Free to change your mind

This is a deep insight:

Remember that to change your opinion and to follow the person who corrects your error is as consistent with freedom as it is to persist in your error. For it is your own, the activity which is exerted according to your own movement and judgement, and indeed according to your own understanding too.

Does education make us into better people? (Part 2)

I quoted Seneca yesterday on what he doesn’t like. What type of study does he like? Again from letter 88:

But there is only one really liberal study: that which gives a man his liberty.  It is the study of wisdom, and that is lofty, brave, and great-souled. All other studies are puny and puerile.  You surely do not believe that there is good in any of the subjects whose teachers are, as you see, men of the most ignoble and base stamp?  We ought not to be learning such things; we should have done with learning them.

Does education make us into better people? (Part 1)

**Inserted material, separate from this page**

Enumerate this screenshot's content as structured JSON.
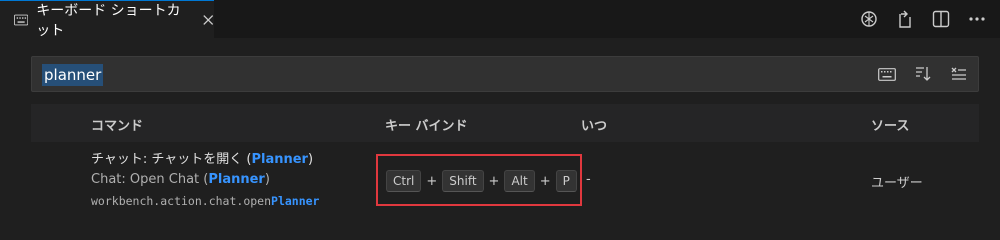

Seneca has another long letter (88) about the use and abuse of “liberal studies”, which seem roughly to correspond to the modern notion of education (examples given include music, literature and geometry).  He doesn’t like education for money:

I respect no study, and deem no study good, which results in money-making.  Such studies are profit-bringing occupations, useful only in so far as they give the mind a preparation and do not engage it permanently.  One should linger upon them only so long as the mind can occupy itself with nothing greater; they are our apprenticeship, not our real work.

And he doesn’t like education for education:

Certain persons have made up their minds that the point at issue with regard to the liberal studies is whether they make men good; but they do not even profess or aim at a knowledge of this particular subject.  The scholar busies himself with investigations into language, and if it be his desire to go farther afield, he works on history, or, if he would extend his range to the farthest limits, on poetry.  But which of these paves the way to virtue?  Pronouncing syllables, investigating words, memorizing plays, or making rules for the scansion of poetry, what is there in all this that rids one of fear, roots out desire, or bridles the passions?